# Mit dem Browser Webseitengröße feststellen



## zeroize (14. Juli 2008)

Vielleicht ist die Frage zu einfach, aber ich habe keine befriedigende Antwort aus dem Forum und dem Internet gefunden.

Wie stelle ich mit unterschiedlichen Browsern (Safari, Opera, Firefox, IE) fest, wieviele KB/MB z.B. bei aufrufen von spiegel-online.de vom Browser heruntergeladen werden.
Ich möchte nicht die Seite mit "speichern unter" abspeichern, weil mein eigentliches Interesse dahin geht, festzustellen, wie gut oder schlecht die Caches der Browser sind und wie viel KB die Browser auch bei nicht veränderter Seite geladen werden (z.B. durch dynamische Werbung etc.).

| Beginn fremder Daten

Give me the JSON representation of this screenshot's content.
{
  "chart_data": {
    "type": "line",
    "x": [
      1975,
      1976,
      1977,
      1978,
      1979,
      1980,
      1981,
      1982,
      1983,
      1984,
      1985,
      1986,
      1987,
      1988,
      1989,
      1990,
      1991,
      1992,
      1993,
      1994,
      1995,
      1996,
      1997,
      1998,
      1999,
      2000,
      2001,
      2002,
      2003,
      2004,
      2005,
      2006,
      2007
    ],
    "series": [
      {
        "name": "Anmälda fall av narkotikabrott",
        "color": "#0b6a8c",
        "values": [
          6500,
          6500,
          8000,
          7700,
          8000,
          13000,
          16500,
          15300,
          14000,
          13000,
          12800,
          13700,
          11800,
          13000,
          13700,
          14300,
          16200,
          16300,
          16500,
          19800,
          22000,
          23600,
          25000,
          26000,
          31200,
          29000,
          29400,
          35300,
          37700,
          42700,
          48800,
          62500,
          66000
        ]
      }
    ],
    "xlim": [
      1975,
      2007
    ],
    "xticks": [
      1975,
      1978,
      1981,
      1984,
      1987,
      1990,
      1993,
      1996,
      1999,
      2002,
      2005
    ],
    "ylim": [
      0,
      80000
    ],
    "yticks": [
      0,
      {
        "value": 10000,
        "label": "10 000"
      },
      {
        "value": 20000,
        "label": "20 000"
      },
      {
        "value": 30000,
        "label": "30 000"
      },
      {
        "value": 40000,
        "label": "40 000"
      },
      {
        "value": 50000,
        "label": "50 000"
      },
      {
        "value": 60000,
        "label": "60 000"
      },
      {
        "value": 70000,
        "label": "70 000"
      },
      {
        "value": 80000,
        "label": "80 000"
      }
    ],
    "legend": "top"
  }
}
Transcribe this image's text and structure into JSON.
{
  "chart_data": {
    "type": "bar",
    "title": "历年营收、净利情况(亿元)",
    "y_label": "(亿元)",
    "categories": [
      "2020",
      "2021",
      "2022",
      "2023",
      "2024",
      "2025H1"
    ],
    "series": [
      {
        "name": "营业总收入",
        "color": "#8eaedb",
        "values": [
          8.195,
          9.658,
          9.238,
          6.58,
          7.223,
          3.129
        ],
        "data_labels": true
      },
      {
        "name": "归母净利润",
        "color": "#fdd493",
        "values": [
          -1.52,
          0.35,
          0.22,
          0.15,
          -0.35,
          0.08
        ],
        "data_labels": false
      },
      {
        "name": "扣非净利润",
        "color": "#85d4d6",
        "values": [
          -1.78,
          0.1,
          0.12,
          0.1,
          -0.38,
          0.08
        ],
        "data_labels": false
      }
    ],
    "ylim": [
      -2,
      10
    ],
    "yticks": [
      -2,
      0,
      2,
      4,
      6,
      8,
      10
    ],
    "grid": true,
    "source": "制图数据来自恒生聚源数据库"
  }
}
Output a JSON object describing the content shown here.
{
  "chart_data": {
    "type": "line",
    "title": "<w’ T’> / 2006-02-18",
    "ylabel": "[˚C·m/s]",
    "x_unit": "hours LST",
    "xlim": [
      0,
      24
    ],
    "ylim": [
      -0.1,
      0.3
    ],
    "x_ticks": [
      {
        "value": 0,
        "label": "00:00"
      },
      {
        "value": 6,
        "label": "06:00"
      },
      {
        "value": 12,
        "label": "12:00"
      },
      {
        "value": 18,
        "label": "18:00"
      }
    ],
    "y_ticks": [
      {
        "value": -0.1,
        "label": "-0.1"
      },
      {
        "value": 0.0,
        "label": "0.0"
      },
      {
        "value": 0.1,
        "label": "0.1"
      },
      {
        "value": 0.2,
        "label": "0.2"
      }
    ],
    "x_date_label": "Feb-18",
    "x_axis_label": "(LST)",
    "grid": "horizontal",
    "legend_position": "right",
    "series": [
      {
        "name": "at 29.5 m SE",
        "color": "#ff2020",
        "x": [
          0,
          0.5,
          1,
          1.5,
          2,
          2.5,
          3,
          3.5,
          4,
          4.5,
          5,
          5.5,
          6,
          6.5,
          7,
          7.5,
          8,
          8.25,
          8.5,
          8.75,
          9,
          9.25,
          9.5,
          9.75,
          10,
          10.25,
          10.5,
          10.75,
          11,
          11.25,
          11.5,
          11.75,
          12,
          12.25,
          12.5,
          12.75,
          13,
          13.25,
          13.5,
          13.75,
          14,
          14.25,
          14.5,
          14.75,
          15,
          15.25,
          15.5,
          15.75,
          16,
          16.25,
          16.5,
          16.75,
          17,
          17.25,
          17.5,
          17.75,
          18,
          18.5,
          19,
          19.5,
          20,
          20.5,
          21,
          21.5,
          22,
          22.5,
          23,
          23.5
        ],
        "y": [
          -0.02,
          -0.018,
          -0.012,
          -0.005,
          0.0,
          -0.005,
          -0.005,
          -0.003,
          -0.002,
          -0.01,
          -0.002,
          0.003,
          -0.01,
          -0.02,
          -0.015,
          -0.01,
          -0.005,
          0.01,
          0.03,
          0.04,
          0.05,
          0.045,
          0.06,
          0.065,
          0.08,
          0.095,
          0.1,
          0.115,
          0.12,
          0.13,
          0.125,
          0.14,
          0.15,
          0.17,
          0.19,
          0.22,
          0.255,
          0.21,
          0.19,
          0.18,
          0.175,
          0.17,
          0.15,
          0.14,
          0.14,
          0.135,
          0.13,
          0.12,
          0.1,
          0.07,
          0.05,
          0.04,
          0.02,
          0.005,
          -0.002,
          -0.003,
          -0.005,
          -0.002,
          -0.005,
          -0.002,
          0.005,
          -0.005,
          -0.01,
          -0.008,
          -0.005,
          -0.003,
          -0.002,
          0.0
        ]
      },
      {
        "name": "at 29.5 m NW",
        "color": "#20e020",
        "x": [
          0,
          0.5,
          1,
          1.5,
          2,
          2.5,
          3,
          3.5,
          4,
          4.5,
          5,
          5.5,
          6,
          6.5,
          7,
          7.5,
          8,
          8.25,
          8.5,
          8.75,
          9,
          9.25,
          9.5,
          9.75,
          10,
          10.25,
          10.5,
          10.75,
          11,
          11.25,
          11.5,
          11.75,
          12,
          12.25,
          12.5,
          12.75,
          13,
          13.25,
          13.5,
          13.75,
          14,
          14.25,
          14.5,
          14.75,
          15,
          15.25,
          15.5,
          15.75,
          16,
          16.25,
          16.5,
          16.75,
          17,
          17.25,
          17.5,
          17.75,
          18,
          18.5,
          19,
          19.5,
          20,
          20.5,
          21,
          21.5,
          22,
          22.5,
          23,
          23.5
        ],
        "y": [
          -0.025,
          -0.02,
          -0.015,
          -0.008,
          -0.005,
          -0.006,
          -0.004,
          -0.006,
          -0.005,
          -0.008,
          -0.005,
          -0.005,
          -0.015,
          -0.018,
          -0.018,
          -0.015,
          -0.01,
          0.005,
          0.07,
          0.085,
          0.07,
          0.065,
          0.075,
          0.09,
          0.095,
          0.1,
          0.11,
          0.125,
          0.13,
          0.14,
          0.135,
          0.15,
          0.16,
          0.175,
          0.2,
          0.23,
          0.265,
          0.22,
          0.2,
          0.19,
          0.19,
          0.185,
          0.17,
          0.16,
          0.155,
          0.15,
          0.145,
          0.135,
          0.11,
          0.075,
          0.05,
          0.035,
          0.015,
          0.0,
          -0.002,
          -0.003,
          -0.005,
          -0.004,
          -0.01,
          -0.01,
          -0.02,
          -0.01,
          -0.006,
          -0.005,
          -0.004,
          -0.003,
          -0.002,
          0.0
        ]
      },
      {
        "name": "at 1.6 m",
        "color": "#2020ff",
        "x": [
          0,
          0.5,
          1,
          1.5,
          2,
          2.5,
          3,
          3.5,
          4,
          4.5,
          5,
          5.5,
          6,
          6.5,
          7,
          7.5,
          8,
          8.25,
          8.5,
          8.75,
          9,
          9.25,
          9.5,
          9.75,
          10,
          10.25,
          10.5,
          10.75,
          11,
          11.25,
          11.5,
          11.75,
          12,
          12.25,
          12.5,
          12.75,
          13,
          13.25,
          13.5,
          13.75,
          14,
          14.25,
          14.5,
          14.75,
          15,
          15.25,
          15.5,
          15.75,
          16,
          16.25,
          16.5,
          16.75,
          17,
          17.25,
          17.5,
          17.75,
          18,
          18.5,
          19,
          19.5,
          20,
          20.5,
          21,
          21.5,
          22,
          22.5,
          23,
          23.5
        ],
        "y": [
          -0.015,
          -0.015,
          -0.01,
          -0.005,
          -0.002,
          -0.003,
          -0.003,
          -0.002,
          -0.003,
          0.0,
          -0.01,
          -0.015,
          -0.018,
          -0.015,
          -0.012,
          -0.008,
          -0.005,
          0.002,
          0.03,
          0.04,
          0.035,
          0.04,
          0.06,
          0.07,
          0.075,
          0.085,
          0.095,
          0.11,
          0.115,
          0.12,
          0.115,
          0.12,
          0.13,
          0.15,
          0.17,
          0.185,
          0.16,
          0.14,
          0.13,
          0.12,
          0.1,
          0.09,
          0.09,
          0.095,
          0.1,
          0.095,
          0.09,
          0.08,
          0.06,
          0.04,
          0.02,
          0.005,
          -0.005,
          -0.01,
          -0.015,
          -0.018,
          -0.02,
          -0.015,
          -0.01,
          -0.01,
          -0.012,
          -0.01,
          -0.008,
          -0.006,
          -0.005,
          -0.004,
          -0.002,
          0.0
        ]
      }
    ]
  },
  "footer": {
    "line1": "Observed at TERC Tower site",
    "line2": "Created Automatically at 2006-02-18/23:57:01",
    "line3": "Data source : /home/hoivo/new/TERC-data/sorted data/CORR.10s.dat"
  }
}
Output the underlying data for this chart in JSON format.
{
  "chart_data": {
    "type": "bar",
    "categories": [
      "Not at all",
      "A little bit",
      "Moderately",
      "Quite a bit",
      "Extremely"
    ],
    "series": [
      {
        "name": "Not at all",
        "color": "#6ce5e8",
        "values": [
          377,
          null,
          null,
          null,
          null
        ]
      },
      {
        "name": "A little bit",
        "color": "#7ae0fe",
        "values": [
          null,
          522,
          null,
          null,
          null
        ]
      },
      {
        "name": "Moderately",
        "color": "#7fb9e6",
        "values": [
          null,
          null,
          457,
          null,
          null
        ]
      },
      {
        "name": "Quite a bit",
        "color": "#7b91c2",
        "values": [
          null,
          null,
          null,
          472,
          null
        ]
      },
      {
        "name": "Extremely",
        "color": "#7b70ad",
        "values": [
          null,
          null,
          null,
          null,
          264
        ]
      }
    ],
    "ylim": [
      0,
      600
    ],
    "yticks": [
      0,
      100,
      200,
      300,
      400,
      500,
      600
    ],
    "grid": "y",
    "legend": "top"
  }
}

Vielleicht kennt jemand Plugins oder Funktionen die ich noch nicht gefunden habe.


----------



## Flex (14. Juli 2008)

https://addons.mozilla.org/en-US/firefox/addon/1743

Das Addon benutze ich persönlich. Gibt es aber soweit ich weiß auch nur für'n Firefox.


----------



## PostmanX (15. Juli 2008)

thx, kann man sicher gebrauchen, Firebug kann ich dir empfehlen. Dort kann man sehen was genau wie lange brauchte zu laden, zu dem kannst du den html code live abarbeiten und javascript fehler werden angezeigt.


----------



## Gumbo (15. Juli 2008)

Yslow, eine Erweiterung für die Firebug-Erweiterung, ist genau für diese Aufgabe konzipiert.


----------



## zeroize (16. Juli 2008)

Ich danke für die vielen Antworten, leider hilft mir das nicht bei anderen Browsern weiter. Ich lasse den Thread noch offen, vielleicht melden sich ja Opera- und Safariuser die ähnliche Erweiterungen für "ihren" Browser kennen.


----------



## Navy (16. Juli 2008)

Wireshark oder tcpdump helfen auch hier.


----------